We contacted Fran through our Warm Showers App and she offered us a place to stay. She is a hippy in every sense of the word and lives off the grid in the middle of nowhere! She has lived much of her life in a bus but now lives in a concrete house she made herself. The bus is parked nearby and that was where we slept for the night. There was a thin film of dust on every surface, but that must be the way life is in the desert. We were given a hose to shower from and there was an outhouse outback. Fran was so gracious and sat on the bus steps to visit with us for a while. She pointed out the deck on the roof of the bus for us to enjoy in the morning sun. The next morning, she came out to greet us and showed us around her house and yard with pride. We left her place knowing that we had just had a wonderful adventure experience.
He owns an RV park in west Texas. He didn’t have tent sites but agreed to let us set up our tent on a patch of grass. Then he offered the use of the cabin’s shower and bathroom and set us up for a wonderful night. Later that evening we got a text asking if we wanted to join other guests around the fire pit for the evening. What followed was a great time of meeting new people and enjoying good wine. We were treated like old friends traveling through town.
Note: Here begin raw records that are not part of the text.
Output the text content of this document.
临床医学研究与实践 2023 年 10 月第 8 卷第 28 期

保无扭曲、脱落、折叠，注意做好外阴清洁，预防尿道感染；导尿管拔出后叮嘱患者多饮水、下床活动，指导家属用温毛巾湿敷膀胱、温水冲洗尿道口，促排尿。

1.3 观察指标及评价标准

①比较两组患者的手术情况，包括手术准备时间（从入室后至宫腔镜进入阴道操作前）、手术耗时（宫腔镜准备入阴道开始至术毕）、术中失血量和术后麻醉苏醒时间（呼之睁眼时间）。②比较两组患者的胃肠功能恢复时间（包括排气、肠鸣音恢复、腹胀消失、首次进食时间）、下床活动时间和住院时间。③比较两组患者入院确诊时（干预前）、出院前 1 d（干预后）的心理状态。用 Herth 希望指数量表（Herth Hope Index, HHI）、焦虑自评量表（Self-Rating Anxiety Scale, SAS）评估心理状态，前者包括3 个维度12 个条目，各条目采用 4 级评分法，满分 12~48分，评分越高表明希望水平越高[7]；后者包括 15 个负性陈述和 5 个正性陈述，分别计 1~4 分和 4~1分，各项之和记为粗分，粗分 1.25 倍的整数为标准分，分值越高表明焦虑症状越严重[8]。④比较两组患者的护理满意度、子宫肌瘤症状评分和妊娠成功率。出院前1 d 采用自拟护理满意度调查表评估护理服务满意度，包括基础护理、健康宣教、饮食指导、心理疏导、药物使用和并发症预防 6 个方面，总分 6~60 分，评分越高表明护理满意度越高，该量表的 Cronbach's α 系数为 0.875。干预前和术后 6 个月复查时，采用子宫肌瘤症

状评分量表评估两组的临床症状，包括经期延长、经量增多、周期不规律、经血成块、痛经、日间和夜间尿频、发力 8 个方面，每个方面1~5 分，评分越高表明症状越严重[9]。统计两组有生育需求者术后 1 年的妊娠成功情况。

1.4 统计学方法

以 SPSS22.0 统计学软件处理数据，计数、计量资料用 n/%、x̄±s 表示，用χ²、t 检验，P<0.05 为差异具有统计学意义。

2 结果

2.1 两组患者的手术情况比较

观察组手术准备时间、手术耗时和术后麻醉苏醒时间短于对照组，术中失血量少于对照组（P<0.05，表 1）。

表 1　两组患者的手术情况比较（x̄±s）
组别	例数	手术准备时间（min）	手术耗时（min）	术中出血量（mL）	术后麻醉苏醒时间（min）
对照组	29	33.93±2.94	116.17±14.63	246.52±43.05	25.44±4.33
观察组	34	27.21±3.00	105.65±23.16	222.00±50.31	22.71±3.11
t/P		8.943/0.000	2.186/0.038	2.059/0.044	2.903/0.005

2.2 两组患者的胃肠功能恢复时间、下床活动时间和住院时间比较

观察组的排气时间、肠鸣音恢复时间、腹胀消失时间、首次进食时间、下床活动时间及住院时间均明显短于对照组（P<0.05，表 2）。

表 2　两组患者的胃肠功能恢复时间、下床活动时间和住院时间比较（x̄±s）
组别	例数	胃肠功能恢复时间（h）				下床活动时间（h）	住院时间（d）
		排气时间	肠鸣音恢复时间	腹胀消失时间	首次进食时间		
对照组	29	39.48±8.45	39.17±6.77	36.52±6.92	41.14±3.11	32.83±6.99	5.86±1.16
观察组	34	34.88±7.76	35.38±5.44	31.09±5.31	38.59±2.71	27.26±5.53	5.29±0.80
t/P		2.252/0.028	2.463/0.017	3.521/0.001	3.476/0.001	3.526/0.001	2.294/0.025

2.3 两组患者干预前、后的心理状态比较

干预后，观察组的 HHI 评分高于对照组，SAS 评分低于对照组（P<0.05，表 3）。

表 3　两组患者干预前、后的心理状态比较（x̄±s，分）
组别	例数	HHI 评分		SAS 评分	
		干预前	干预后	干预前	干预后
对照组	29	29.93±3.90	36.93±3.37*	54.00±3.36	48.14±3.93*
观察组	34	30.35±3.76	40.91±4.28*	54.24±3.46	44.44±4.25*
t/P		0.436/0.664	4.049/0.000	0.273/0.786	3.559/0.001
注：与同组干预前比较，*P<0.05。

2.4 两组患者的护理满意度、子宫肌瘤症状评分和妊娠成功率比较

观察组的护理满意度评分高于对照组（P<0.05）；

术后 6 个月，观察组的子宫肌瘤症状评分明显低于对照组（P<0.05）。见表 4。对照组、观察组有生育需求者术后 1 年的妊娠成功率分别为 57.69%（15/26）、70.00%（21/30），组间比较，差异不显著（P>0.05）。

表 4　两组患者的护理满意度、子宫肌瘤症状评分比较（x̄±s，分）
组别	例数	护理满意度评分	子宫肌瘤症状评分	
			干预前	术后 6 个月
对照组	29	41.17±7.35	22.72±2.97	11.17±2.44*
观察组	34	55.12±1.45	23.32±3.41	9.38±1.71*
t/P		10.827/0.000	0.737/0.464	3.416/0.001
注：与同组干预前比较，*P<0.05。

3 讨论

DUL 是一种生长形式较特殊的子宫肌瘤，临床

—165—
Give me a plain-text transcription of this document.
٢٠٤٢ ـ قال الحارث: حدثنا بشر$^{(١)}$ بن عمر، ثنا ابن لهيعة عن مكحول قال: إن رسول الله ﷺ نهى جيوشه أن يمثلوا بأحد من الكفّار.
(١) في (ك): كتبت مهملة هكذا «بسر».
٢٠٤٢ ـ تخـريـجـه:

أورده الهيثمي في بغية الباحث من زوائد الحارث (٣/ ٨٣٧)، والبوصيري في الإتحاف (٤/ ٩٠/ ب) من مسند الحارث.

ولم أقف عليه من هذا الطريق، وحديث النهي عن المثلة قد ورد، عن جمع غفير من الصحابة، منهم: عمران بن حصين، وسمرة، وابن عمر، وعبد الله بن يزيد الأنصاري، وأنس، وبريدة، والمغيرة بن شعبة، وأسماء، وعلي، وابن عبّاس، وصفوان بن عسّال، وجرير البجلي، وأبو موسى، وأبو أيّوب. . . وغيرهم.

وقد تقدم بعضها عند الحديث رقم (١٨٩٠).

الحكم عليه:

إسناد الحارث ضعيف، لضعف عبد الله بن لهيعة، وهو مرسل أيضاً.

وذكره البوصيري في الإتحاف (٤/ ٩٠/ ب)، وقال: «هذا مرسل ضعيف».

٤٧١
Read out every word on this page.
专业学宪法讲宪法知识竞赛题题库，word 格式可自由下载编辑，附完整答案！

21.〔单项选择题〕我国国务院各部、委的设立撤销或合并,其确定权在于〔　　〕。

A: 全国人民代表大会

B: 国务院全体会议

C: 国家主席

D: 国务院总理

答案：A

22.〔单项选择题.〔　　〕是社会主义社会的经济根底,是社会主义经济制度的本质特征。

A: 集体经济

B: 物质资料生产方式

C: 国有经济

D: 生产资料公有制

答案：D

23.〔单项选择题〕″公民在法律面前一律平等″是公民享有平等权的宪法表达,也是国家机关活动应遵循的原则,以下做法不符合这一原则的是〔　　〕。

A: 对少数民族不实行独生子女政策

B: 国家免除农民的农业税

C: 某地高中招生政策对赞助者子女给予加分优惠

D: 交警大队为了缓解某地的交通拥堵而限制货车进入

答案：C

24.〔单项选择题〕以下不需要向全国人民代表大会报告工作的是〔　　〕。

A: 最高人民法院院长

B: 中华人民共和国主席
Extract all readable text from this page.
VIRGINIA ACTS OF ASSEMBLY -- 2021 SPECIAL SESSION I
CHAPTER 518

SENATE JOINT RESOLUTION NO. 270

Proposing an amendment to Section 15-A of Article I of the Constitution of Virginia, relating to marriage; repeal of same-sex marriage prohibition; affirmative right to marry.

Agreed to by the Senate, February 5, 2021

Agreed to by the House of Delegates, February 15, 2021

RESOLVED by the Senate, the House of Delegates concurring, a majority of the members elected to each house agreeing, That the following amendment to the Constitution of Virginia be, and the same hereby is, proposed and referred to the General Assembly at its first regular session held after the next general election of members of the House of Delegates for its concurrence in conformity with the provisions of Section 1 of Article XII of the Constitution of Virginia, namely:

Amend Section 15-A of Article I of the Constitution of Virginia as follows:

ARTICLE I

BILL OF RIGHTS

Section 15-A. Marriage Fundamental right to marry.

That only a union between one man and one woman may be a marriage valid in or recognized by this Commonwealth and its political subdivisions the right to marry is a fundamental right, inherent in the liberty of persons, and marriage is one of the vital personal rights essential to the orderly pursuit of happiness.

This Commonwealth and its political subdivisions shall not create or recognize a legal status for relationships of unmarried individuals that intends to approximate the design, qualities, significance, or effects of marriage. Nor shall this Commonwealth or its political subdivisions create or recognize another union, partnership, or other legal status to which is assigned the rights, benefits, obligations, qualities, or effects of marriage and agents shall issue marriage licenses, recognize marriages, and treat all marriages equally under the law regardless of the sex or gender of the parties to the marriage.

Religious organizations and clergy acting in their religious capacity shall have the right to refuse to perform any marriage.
The kind face behind the donut counter that morning was Anna. She was so happy to have cyclists stop in and asked us all about our trip. Anna was from Cambodia and was not sure that she really liked Texas yet. We ordered our donuts and then she came out with a bag of extra donuts for us to take with us and enjoy on the trip. She came outside on the porch and waved to us as we cycled away.
So, life is full in the southwest with the many encounters we have had with amazing people! The winds may blow, and the dust may swirl, but the people here in the southwest are strong and resilient, generous, and happy to be part of our adventure!